Malaysia: Economy contracts at sharper-than-expected pace in Q3, weighed on by Covid-19 curbs
The economy contracted a heavy 4.5% in annual terms in the third quarter of the year, contrasting the prior quarter’s 16.1% expansion, as surging Covid-19 cases in the period prompted the reinstatement of tough restrictions, hindering activity. Q3’s result marked the worst print in over a year and came in well below market analysts’ expectations of a 1.3% contraction.

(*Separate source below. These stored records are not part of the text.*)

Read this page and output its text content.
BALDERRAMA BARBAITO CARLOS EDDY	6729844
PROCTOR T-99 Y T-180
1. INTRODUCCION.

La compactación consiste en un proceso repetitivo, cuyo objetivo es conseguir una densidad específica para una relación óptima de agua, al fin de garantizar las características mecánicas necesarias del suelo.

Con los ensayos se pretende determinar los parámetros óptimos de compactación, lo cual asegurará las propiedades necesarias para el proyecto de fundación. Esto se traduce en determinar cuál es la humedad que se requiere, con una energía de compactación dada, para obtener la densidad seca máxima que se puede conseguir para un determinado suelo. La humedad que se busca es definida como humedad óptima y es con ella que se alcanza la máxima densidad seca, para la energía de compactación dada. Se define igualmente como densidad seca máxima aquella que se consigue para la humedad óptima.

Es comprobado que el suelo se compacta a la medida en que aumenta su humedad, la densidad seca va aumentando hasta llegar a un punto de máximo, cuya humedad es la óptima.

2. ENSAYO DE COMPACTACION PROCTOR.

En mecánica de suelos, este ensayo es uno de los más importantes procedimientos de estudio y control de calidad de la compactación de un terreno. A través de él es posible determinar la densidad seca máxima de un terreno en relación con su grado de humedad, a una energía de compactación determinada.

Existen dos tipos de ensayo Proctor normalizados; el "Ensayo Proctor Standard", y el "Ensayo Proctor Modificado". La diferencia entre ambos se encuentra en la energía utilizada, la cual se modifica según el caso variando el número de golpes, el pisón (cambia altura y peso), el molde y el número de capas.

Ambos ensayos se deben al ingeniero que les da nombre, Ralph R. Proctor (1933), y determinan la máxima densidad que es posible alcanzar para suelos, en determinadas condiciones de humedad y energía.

The third quarter’s slump was broad-based, as both domestic demand and the external sector weighed on the headline reading. Household spending tumbled 4.2% in year-on-year terms in the quarter, contrasting the 11.7% expansion tallied in the prior quarter. Similarly, capital spending also swung into contraction, plunging 10.8% in the quarter (Q2: +16.5% yoy), as tight restrictions and pandemic-related uncertainty discouraged investment. More positively, public spending was robust in the quarter, albeit easing from Q2, as the government continued to deploy its fiscal tools to counter the negative economic impact of the restrictions (Q3: +8.1% yoy; Q2: +9.1% yoy).
A similar story unfolded in the external sector, with growth in exports of goods and services cooling markedly to 5.1% year-on-year in Q3 from 37.4% in the previous quarter, as rising numbers of new infections in key trading partners suppressed foreign demand. Meanwhile, growth in imports of goods and services also moderated, but to a lesser extent than exports (Q3: +11.7% yoy; Q2: +37.6% yoy). As a result, the external sector deducted a hefty 3.1 percentage points from the headline reading, contrasting the prior quarter’s 1.8 percentage-point contribution.

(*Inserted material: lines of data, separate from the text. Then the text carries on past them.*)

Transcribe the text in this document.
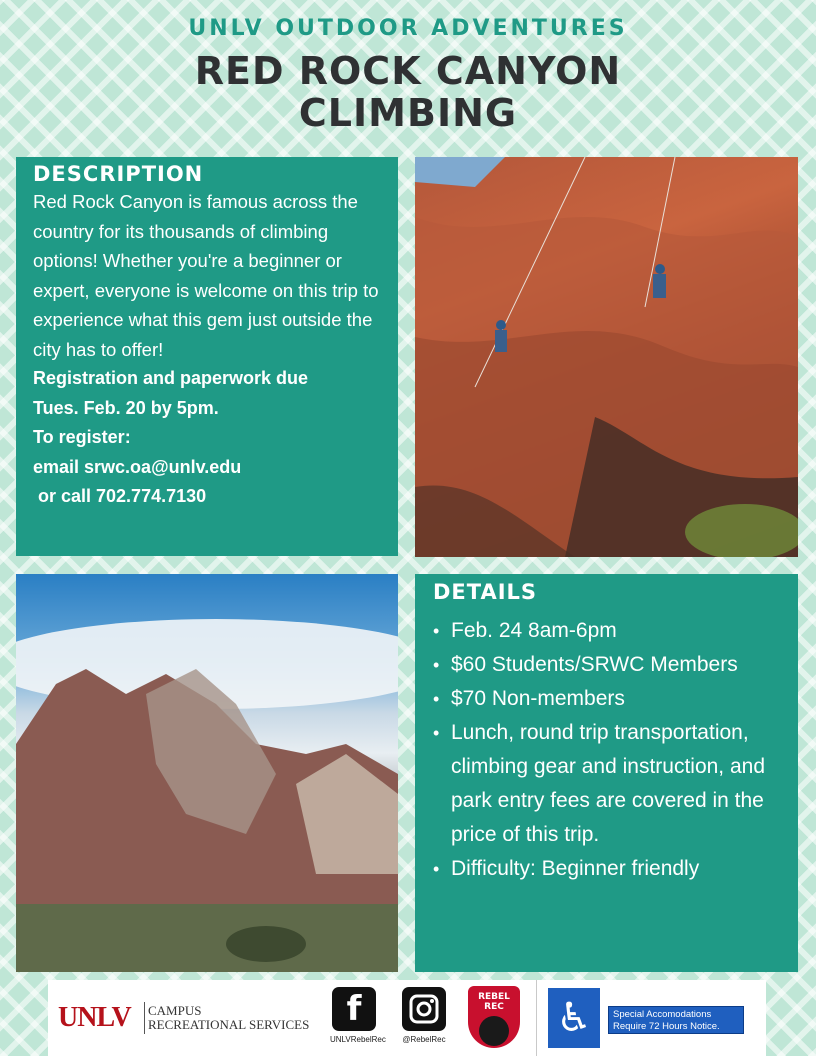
UNLV OUTDOOR ADVENTURES
RED ROCK CANYON
CLIMBING
DESCRIPTION

Red Rock Canyon is famous across the country for its thousands of climbing options! Whether you're a beginner or expert, everyone is welcome on this trip to experience what this gem just outside the city has to offer!

Registration and paperwork due

Tues. Feb. 20 by 5pm.

To register:

email srwc.oa@unlv.edu

or call 702.774.7130

DETAILS
• Feb. 24 8am-6pm
• $60 Students/SRWC Members
• $70 Non-members
• Lunch, round trip transportation, climbing gear and instruction, and park entry fees are covered in the price of this trip.
• Difficulty: Beginner friendly
UNLV CAMPUS
RECREATIONAL SERVICES	f
UNLVRebelRec @RebelRec
REBEL REC	♿	Special Accomodations
Require 72 Hours Notice.
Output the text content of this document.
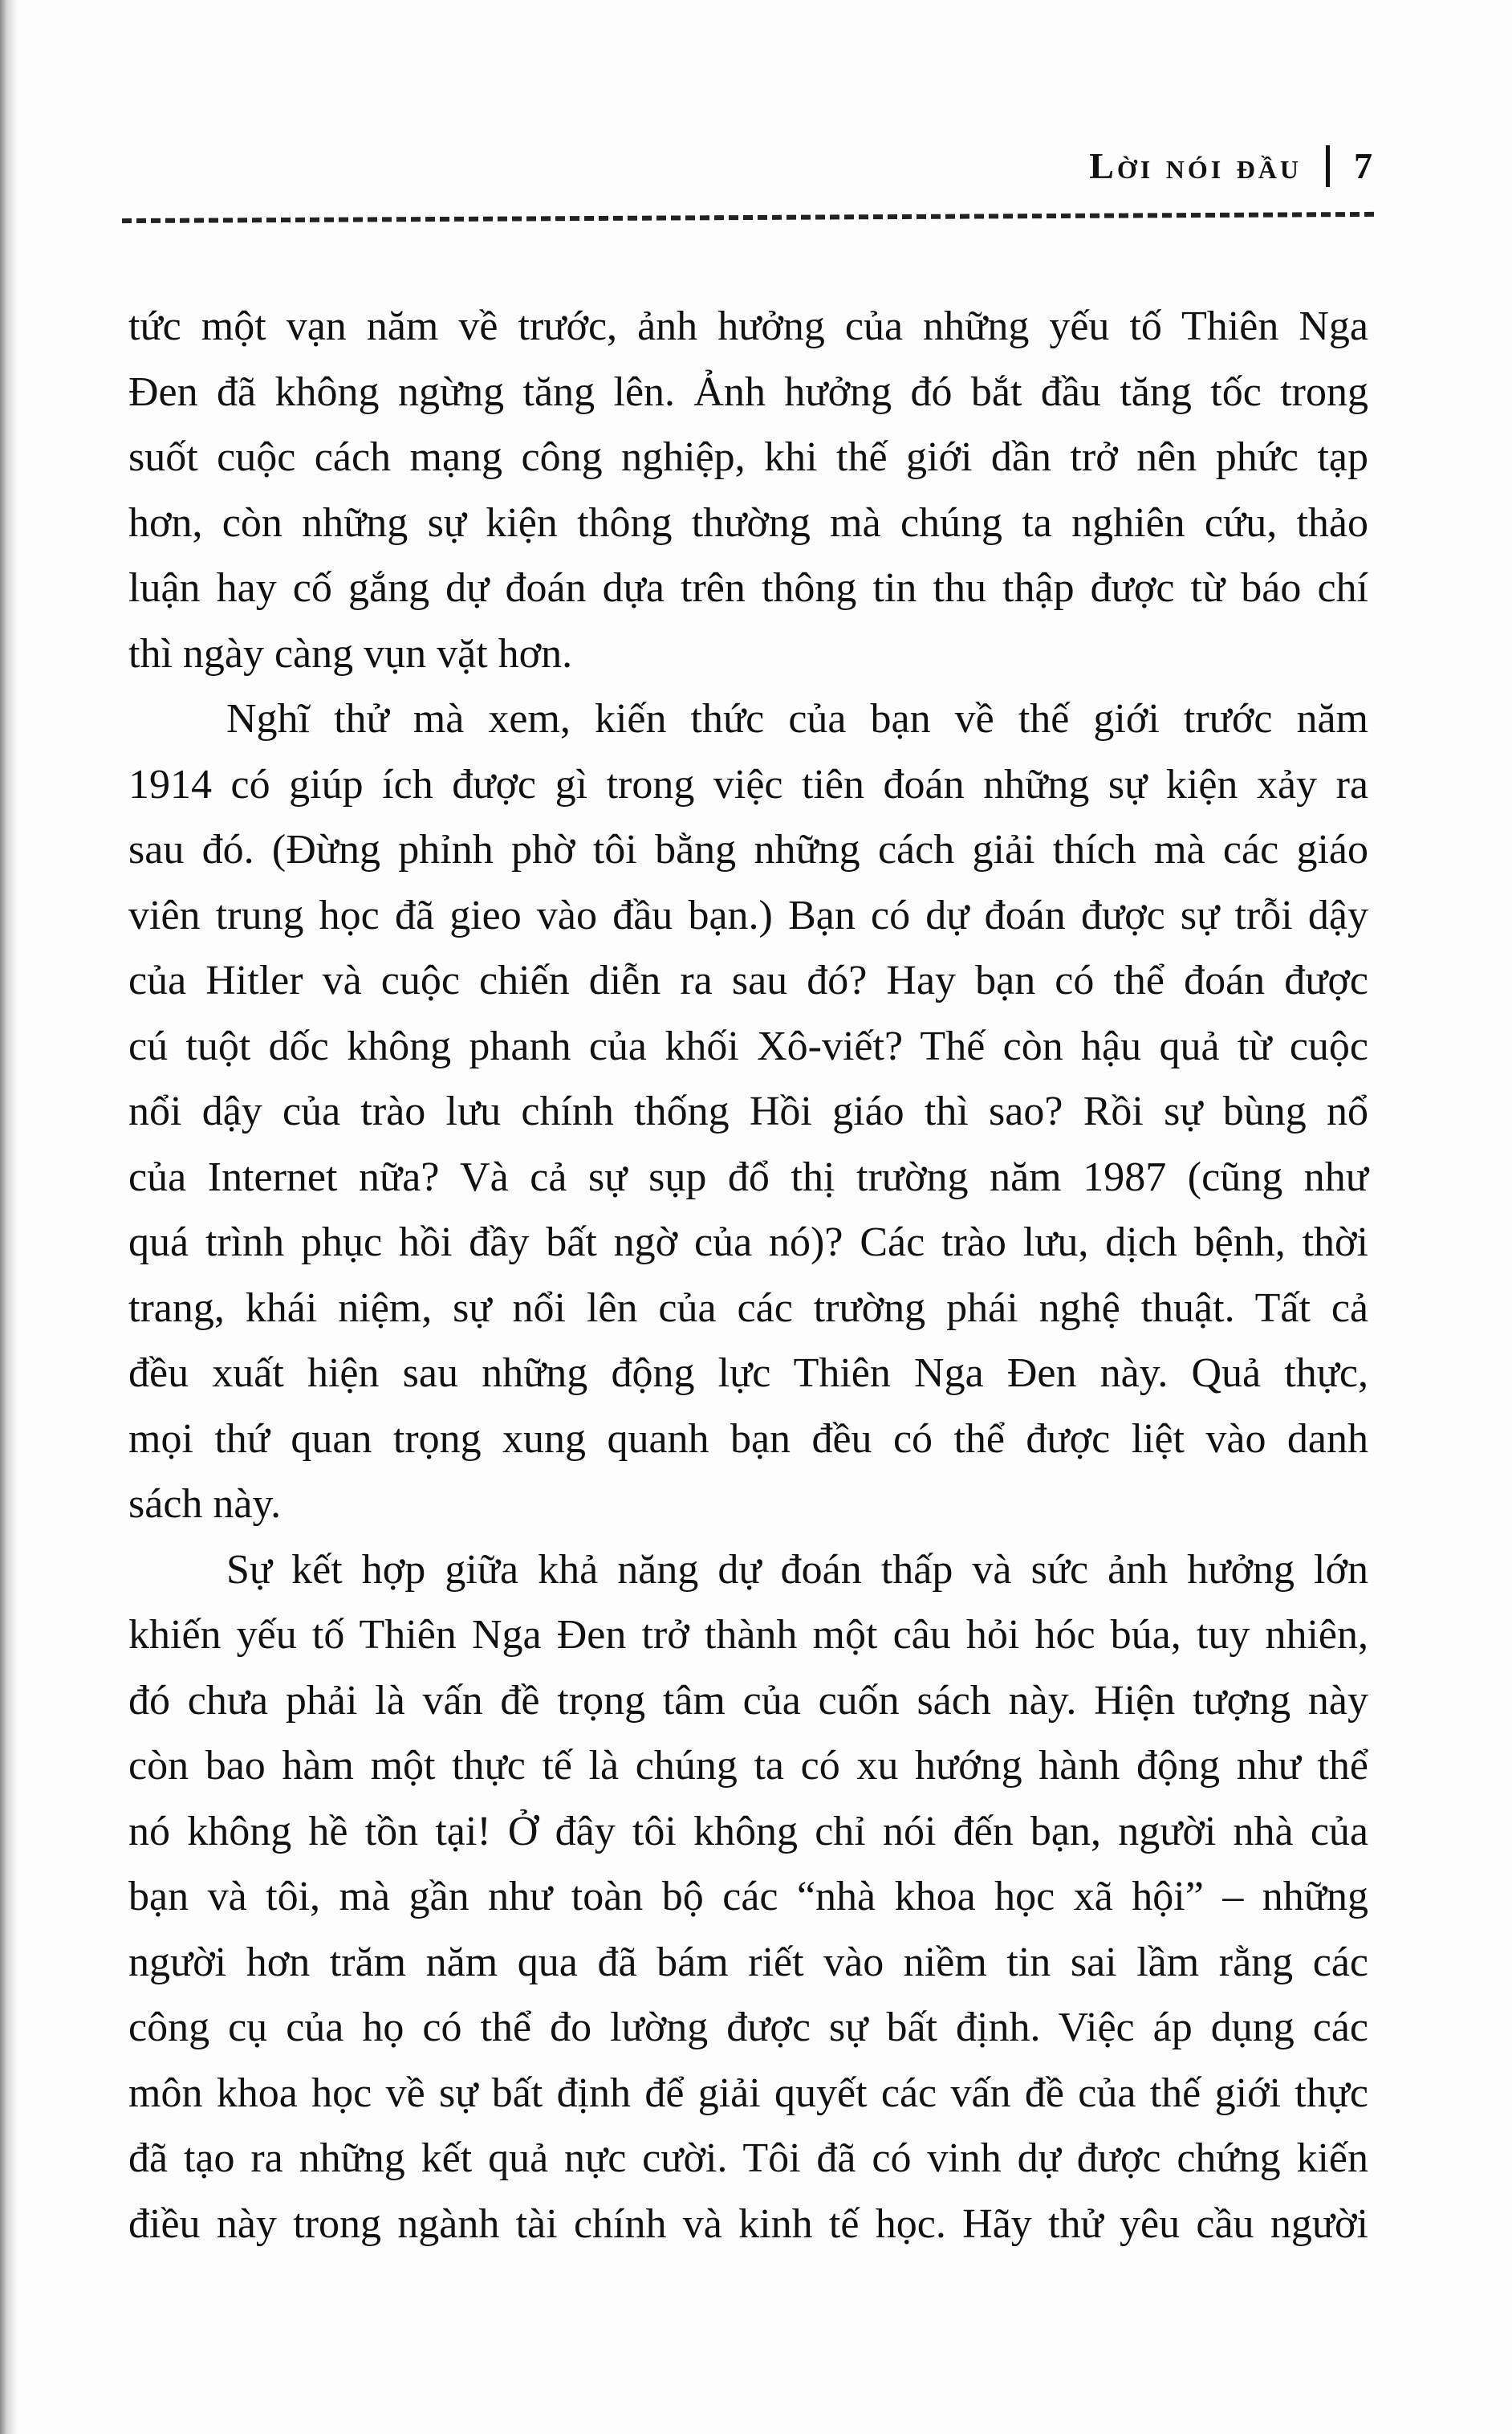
Lời nói đầu 7
tức một vạn năm về trước, ảnh hưởng của những yếu tố Thiên Nga
Đen đã không ngừng tăng lên. Ảnh hưởng đó bắt đầu tăng tốc trong
suốt cuộc cách mạng công nghiệp, khi thế giới dần trở nên phức tạp
hơn, còn những sự kiện thông thường mà chúng ta nghiên cứu, thảo
luận hay cố gắng dự đoán dựa trên thông tin thu thập được từ báo chí
thì ngày càng vụn vặt hơn.
Nghĩ thử mà xem, kiến thức của bạn về thế giới trước năm
1914 có giúp ích được gì trong việc tiên đoán những sự kiện xảy ra
sau đó. (Đừng phỉnh phờ tôi bằng những cách giải thích mà các giáo
viên trung học đã gieo vào đầu bạn.) Bạn có dự đoán được sự trỗi dậy
của Hitler và cuộc chiến diễn ra sau đó? Hay bạn có thể đoán được
cú tuột dốc không phanh của khối Xô-viết? Thế còn hậu quả từ cuộc
nổi dậy của trào lưu chính thống Hồi giáo thì sao? Rồi sự bùng nổ
của Internet nữa? Và cả sự sụp đổ thị trường năm 1987 (cũng như
quá trình phục hồi đầy bất ngờ của nó)? Các trào lưu, dịch bệnh, thời
trang, khái niệm, sự nổi lên của các trường phái nghệ thuật. Tất cả
đều xuất hiện sau những động lực Thiên Nga Đen này. Quả thực,
mọi thứ quan trọng xung quanh bạn đều có thể được liệt vào danh
sách này.
Sự kết hợp giữa khả năng dự đoán thấp và sức ảnh hưởng lớn
khiến yếu tố Thiên Nga Đen trở thành một câu hỏi hóc búa, tuy nhiên,
đó chưa phải là vấn đề trọng tâm của cuốn sách này. Hiện tượng này
còn bao hàm một thực tế là chúng ta có xu hướng hành động như thể
nó không hề tồn tại! Ở đây tôi không chỉ nói đến bạn, người nhà của
bạn và tôi, mà gần như toàn bộ các “nhà khoa học xã hội” – những
người hơn trăm năm qua đã bám riết vào niềm tin sai lầm rằng các
công cụ của họ có thể đo lường được sự bất định. Việc áp dụng các
môn khoa học về sự bất định để giải quyết các vấn đề của thế giới thực
đã tạo ra những kết quả nực cười. Tôi đã có vinh dự được chứng kiến
điều này trong ngành tài chính và kinh tế học. Hãy thử yêu cầu người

Similarly, on a seasonally-adjusted quarter-on-quarter basis, the economy contracted 3.6% in the third quarter, deteriorating from the 1.9% decline logged in the second quarter.

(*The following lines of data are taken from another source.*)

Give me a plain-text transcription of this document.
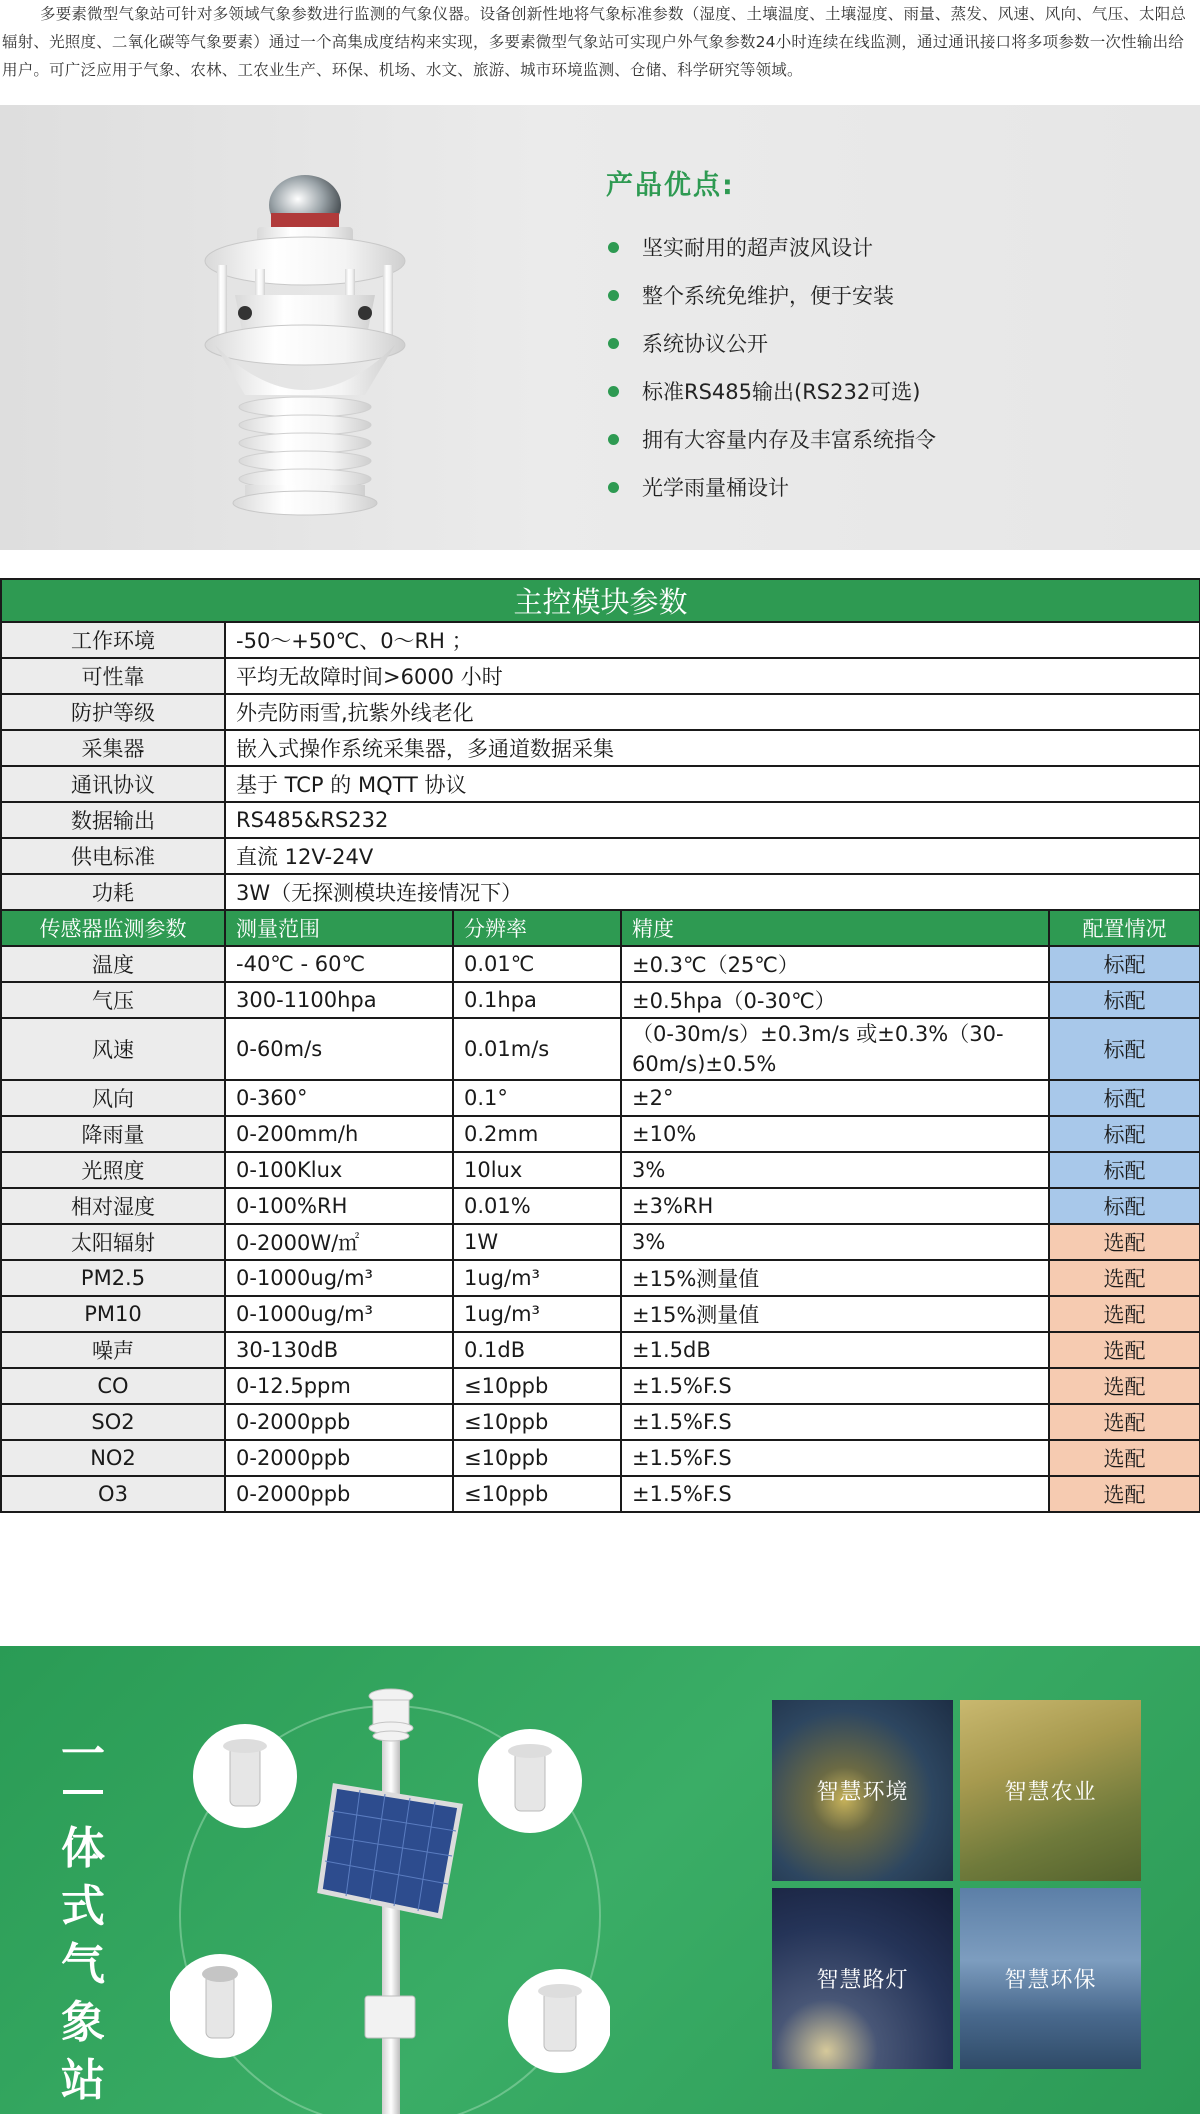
多要素微型气象站可针对多领域气象参数进行监测的气象仪器。设备创新性地将气象标准参数（湿度、土壤温度、土壤湿度、雨量、蒸发、风速、风向、气压、太阳总辐射、光照度、二氧化碳等气象要素）通过一个高集成度结构来实现，多要素微型气象站可实现户外气象参数24小时连续在线监测，通过通讯接口将多项参数一次性输出给用户。可广泛应用于气象、农林、工农业生产、环保、机场、水文、旅游、城市环境监测、仓储、科学研究等领域。
产品优点:
坚实耐用的超声波风设计
整个系统免维护，便于安装
系统协议公开
标准RS485输出(RS232可选)
拥有大容量内存及丰富系统指令
光学雨量桶设计
主控模块参数				
工作环境	-50～+50℃、0～RH ；			
可性靠	平均无故障时间>6000 小时			
防护等级	外壳防雨雪,抗紫外线老化			
采集器	嵌入式操作系统采集器，多通道数据采集			
通讯协议	基于 TCP 的 MQTT 协议			
数据输出	RS485&RS232			
供电标准	直流 12V-24V			
功耗	3W（无探测模块连接情况下）			
传感器监测参数	测量范围	分辨率	精度	配置情况
温度	-40℃ - 60℃	0.01℃	±0.3℃（25℃）	标配
气压	300-1100hpa	0.1hpa	±0.5hpa（0-30℃）	标配
风速	0-60m/s	0.01m/s	（0-30m/s）±0.3m/s 或±0.3%（30-60m/s)±0.5%	标配
风向	0-360°	0.1°	±2°	标配
降雨量	0-200mm/h	0.2mm	±10%	标配
光照度	0-100Klux	10lux	3%	标配
相对湿度	0-100%RH	0.01%	±3%RH	标配
太阳辐射	0-2000W/㎡	1W	3%	选配
PM2.5	0-1000ug/m³	1ug/m³	±15%测量值	选配
PM10	0-1000ug/m³	1ug/m³	±15%测量值	选配
噪声	30-130dB	0.1dB	±1.5dB	选配
CO	0-12.5ppm	≤10ppb	±1.5%F.S	选配
SO2	0-2000ppb	≤10ppb	±1.5%F.S	选配
NO2	0-2000ppb	≤10ppb	±1.5%F.S	选配
O3	0-2000ppb	≤10ppb	±1.5%F.S	选配
一
体
式
气
象
站
智慧环境	智慧农业
智慧路灯	智慧环保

Commenting on the growth outlook, analysts at Goldman Sachs expect the recovery to take hold from Q4 onwards:
“As the larger-than-expected output decline in Q3 was likely due to temporary factors such as virus-related capacity restrictions at manufacturing units which are currently in the process of being scaled back, we build back a sharper sequential growth rebound in Q4 and H1 next year. Overall, we now expect real GDP to grow 2.8% in 2021 (vs. 3.1% previously). Going forward, we expect GDP growth to accelerate to 6.6% in 2022 (vs. 6.8% previously), with a strong reopening boost to activity making itself felt over the next few quarters amid tailwinds from higher commodity prices, and a waning but still significant boost from exports.”